In 2010, Tom Street & Co were instructed to represent a client in a claim for unfair dismissal and indirect sex discrimination.

The case came about prior to the introduction of the Equality Act 2010 (which came into force in October 2010) and was therefore advanced under the Sex Discrimination Act 1975 but, notwithstanding this, the legal principles relied upon are set out in both pieces of legislation.

The facts of our client’s case were quite simple.  She was employed as an office manager and there were no questions in respect of her performance in that role.

She worked on a part time basis because she had a young child and therefore had to work around her childcare commitments.  Her employers were, of course, aware of this and in fact, prior to having the baby, she had worked on a full time basis prior to going part time.

Her employer made a business decision to make her position full time and because of this, it invited her to reapply for her full time position.

Our client explained that she could not do the role on a full time basis because of her childcare commitments and therefore did not apply for the role.  She was consequently made redundant and received a statutory minimum redundancy payment.

The unfair dismissal case was advanced on the basis that firstly her role was not redundant.
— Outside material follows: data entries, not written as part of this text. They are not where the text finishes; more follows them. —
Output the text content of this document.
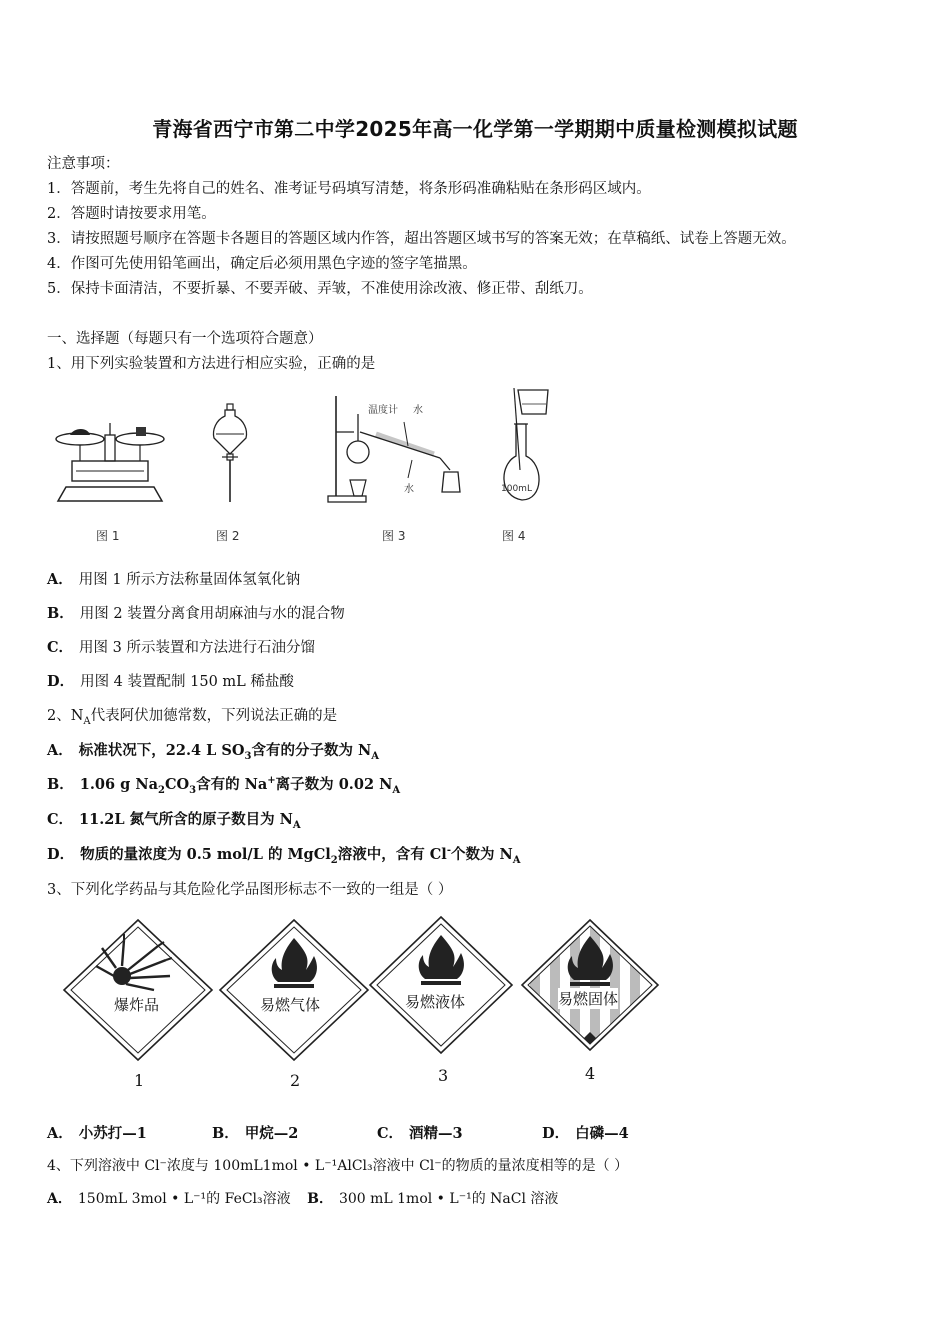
青海省西宁市第二中学2025年高一化学第一学期期中质量检测模拟试题
注意事项：
1．答题前，考生先将自己的姓名、准考证号码填写清楚，将条形码准确粘贴在条形码区域内。
2．答题时请按要求用笔。
3．请按照题号顺序在答题卡各题目的答题区域内作答，超出答题区域书写的答案无效；在草稿纸、试卷上答题无效。
4．作图可先使用铅笔画出，确定后必须用黑色字迹的签字笔描黑。
5．保持卡面清洁，不要折暴、不要弄破、弄皱，不准使用涂改液、修正带、刮纸刀。
一、选择题（每题只有一个选项符合题意）
1、用下列实验装置和方法进行相应实验，正确的是
图 1	图 2
温度计 水
水
图 3
100mL
图 4
A． 用图 1 所示方法称量固体氢氧化钠
B． 用图 2 装置分离食用胡麻油与水的混合物
C． 用图 3 所示装置和方法进行石油分馏
D． 用图 4 装置配制 150 mL 稀盐酸
2、$N_A$代表阿伏加德常数，下列说法正确的是
A． 标准状况下，22.4 L $SO_3$含有的分子数为 $N_A$
B． 1.06 g $Na_2CO_3$含有的 Na+离子数为 0.02 $N_A$
C． 11.2L 氮气所含的原子数目为 $N_A$
D． 物质的量浓度为 0.5 mol/L 的 MgCl$_2$溶液中，含有 Cl-个数为 $N_A$
3、下列化学药品与其危险化学品图形标志不一致的一组是（ ）
爆炸品
1
易燃气体
2
易燃液体
3
易燃固体
4
A． 小苏打—1	B． 甲烷—2	C． 酒精—3	D． 白磷—4
4、下列溶液中 Cl⁻浓度与 100mL1mol • L⁻¹AlCl₃溶液中 Cl⁻的物质的量浓度相等的是（ ）
A． 150mL 3mol • L⁻¹的 FeCl₃溶液 B． 300 mL 1mol • L⁻¹的 NaCl 溶液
The legal test for redundancy, under Section 139 of the Employment Rights Act 1996 is that the employers need for a worker of a particular kind ceases or diminishes (this is paraphrasing Section 139).

What Happened at Tribunal?

We successfully argued at the Tribunal that there had been no diminution or cessation of her employer’s requirement for an office manager.

On the contrary, the need for an office manager had in fact increased.

Furthermore, we successful argued that her employer had, in any event, failed to apply its mind to the appropriate pool of people who should have been placed at risk of redundancy.  She was basically placed in a pool on her own and then selected for redundancy.  There were other office managers who should also have been considered alongside our client.

Finally, and possibly most interestingly in this case, we successfully argued that her employers requirement that the post be undertaken on a full time basis was a provision criteria or practice (PCP) which placed our client at a disadvantage because of a protected characteristic, namely her sex.

We were able to do this by relying on national statistics which support an argument that most part-timers happen to be women and therefore, by discriminating against part-timers, her employer had indirectly discriminated against our client.

Finally, we were able to successfully argue that her employers’ decision to make the position full time only was not justified (the legal test being a proportionate means to achieve a legitimate aim).

Employers are often tempted to replace part timers with full timers for business reasons but they have to be careful when doing so as there is a significant risk that, by doing so, they will be discriminating against women under Section  19 of the Equality Act 2010.